When he opened his eyes she was advancing on him.
‘Finn,’ she said in her low voice. At least she didn’t try for a breezy greeting.
‘Rough day,’ he said, not looking at her.
‘I was passing. Thought I’d see how you’re getting on. It can’t be easy, working out there.’
Finn started to cry. It spilled over without conscious decision, weeping of the hopeless kind, a stream of tears soaking his face.
‘Let’s go in,’ Meredith said, putting a hand gently on his arm.
He allowed her to turn him and usher him up the steps. Without really knowing how, he found himself sitting at the table while she bustled around with kettle and milk and mugs.
‘You’ll find tea goes down better with this.’ She pulled a small bottle of brandy from her handbag. The smell of alcohol at ten in the morning made Finn dizzy. He took a gulp of brandy-laced tea that burned all the way down.
‘You always carry that?’
She smiled, a small, sad smile. ‘Unfortunately, yes.’
Finn took another gulp. ‘I had an agent around last week to look at selling the house. We haven’t signed or anything. But she’s just called to say she’s got someone keen, who’s only in town today.’
‘So you’re leaving?’
Finn nodded. ‘I guess so. But she wants me to clean out Toby’s room.’ He groped for a tissue, honked his nose, and took another gulp of tea.
‘When does she want to bring them?’
‘In an hour.’ Finn felt hi
s chest heave. With the flowers and candles and teddies out the front gone, Toby’s room was their own private shrine. Changing it from the day Toby died seemed an irrevocable step, and one that Bridget should have a say in. But the idea of texting or calling her to ask felt monumental.
‘Do you want me to help?’ When he didn’t answer, Meredith passed him another tissue. ‘I promise you, I’ll do it with love.’
Love was a word that hadn’t been said between Finn and Bridget since Toby died. He’d been too afraid to say it, too afraid of her response. Afraid the hate in her eyes would be articulated. He’d moved across the pool to the studio without complaint and endured the unendurable nights over there the same way. He was far enough away that she wouldn’t have to drive him further. A safe distance from which to wait and see what happened.
He looked over at Meredith, she of the brandy bottle in the handbag, and the foundation for dead children, and the understanding face.
‘I can’t go in there. Could you do it?’
‘Yes.’
‘I think there are some boxes in the garage somewhere.’ He gestured vaguely.
She stood. ‘I’ll take care of it. Why don’t you clean up the living area and run a vacuum around the place? The two of us can get it looking fine in an hour.’

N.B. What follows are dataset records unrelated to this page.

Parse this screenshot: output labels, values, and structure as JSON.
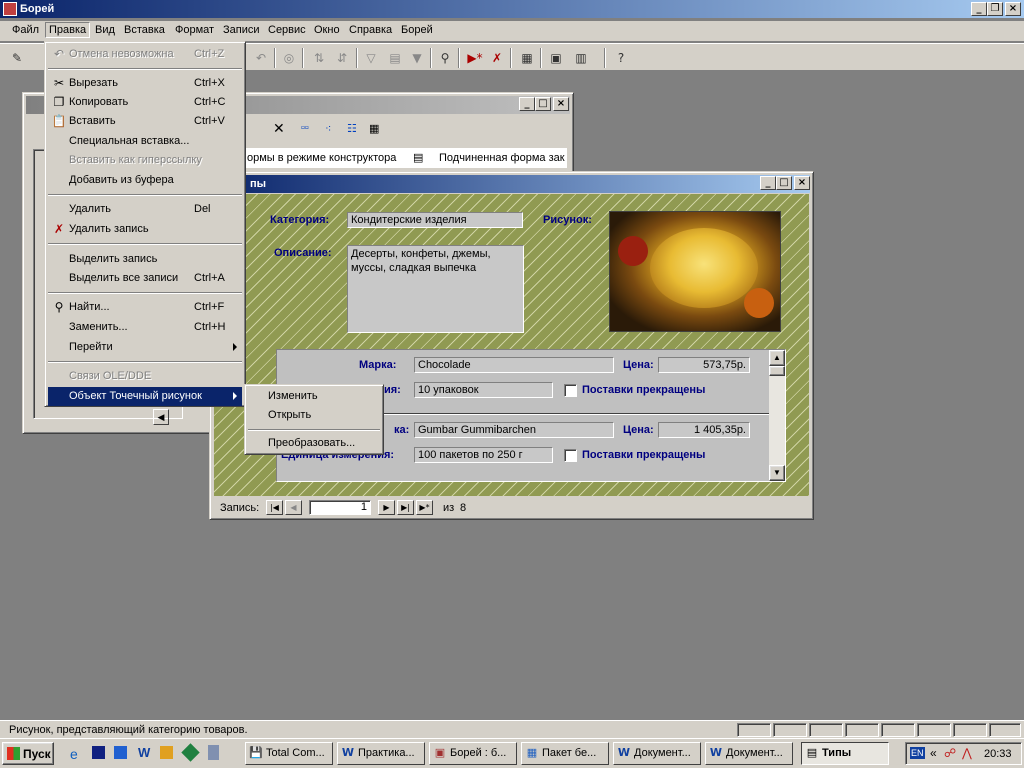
{
  "app": {
    "title": "Борей"
  },
  "menu": [
    "Файл",
    "Правка",
    "Вид",
    "Вставка",
    "Формат",
    "Записи",
    "Сервис",
    "Окно",
    "Справка",
    "Борей"
  ],
  "edit_menu": {
    "undo": {
      "label": "Отмена невозможна",
      "key": "Ctrl+Z"
    },
    "cut": {
      "label": "Вырезать",
      "key": "Ctrl+X"
    },
    "copy": {
      "label": "Копировать",
      "key": "Ctrl+C"
    },
    "paste": {
      "label": "Вставить",
      "key": "Ctrl+V"
    },
    "paste_special": {
      "label": "Специальная вставка..."
    },
    "paste_hyperlink": {
      "label": "Вставить как гиперссылку"
    },
    "paste_append": {
      "label": "Добавить из буфера"
    },
    "delete": {
      "label": "Удалить",
      "key": "Del"
    },
    "delete_record": {
      "label": "Удалить запись"
    },
    "select_record": {
      "label": "Выделить запись"
    },
    "select_all": {
      "label": "Выделить все записи",
      "key": "Ctrl+A"
    },
    "find": {
      "label": "Найти...",
      "key": "Ctrl+F"
    },
    "replace": {
      "label": "Заменить...",
      "key": "Ctrl+H"
    },
    "goto": {
      "label": "Перейти"
    },
    "ole_links": {
      "label": "Связи OLE/DDE"
    },
    "bitmap_object": {
      "label": "Объект Точечный рисунок"
    }
  },
  "sub_menu": {
    "edit": "Изменить",
    "open": "Открыть",
    "convert": "Преобразовать..."
  },
  "db_window": {
    "tab1": "ормы в режиме конструктора",
    "tab2": "Подчиненная форма зак"
  },
  "form": {
    "title_fragment": "пы",
    "category_label": "Категория:",
    "category_value": "Кондитерские изделия",
    "picture_label": "Рисунок:",
    "description_label": "Описание:",
    "description_value": "Десерты, конфеты, джемы, муссы, сладкая выпечка",
    "products": [
      {
        "brand_label": "Марка:",
        "brand": "Chocolade",
        "price_label": "Цена:",
        "price": "573,75р.",
        "unit_label": "ия:",
        "unit": "10 упаковок",
        "discontinued_label": "Поставки прекращены"
      },
      {
        "brand_label": "ка:",
        "brand": "Gumbar Gummibarchen",
        "price_label": "Цена:",
        "price": "1 405,35р.",
        "unit_label": "Единица измерения:",
        "unit": "100 пакетов по 250 г",
        "discontinued_label": "Поставки прекращены"
      }
    ],
    "nav": {
      "record_label": "Запись:",
      "current": "1",
      "of_label": "из",
      "total": "8"
    }
  },
  "status_text": "Рисунок, представляющий категорию товаров.",
  "taskbar": {
    "start": "Пуск",
    "tasks": [
      "Total Com...",
      "Практика...",
      "Борей : б...",
      "Пакет бе...",
      "Документ...",
      "Документ...",
      "Типы"
    ],
    "lang": "EN",
    "time": "20:33"
  }
}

Finn watched her cross the lawn, open the garage, locate some boxes and carry them back. She’d appeared at the exact moment he needed help. She had brandy in her handbag. She was willing. So why didn’t he like her?
BRIDGET
Your second working week and the days have fallen into a pattern. You back the car out of the garage and drive to the office. You meet Chen in the car park, transfer into a state-owned four-wheel drive and head out to areas identified as likely or known koala habitat. Your body moves; you eat. You appear to be alive.
Chen makes you do all the driving and presents you with a list of tasks every day. At first you feel a vague prickle of resentment that he seems to be treating the time like a holiday. After a few days you realise it is deliberate: Chen is accepting boredom so you can stay busy.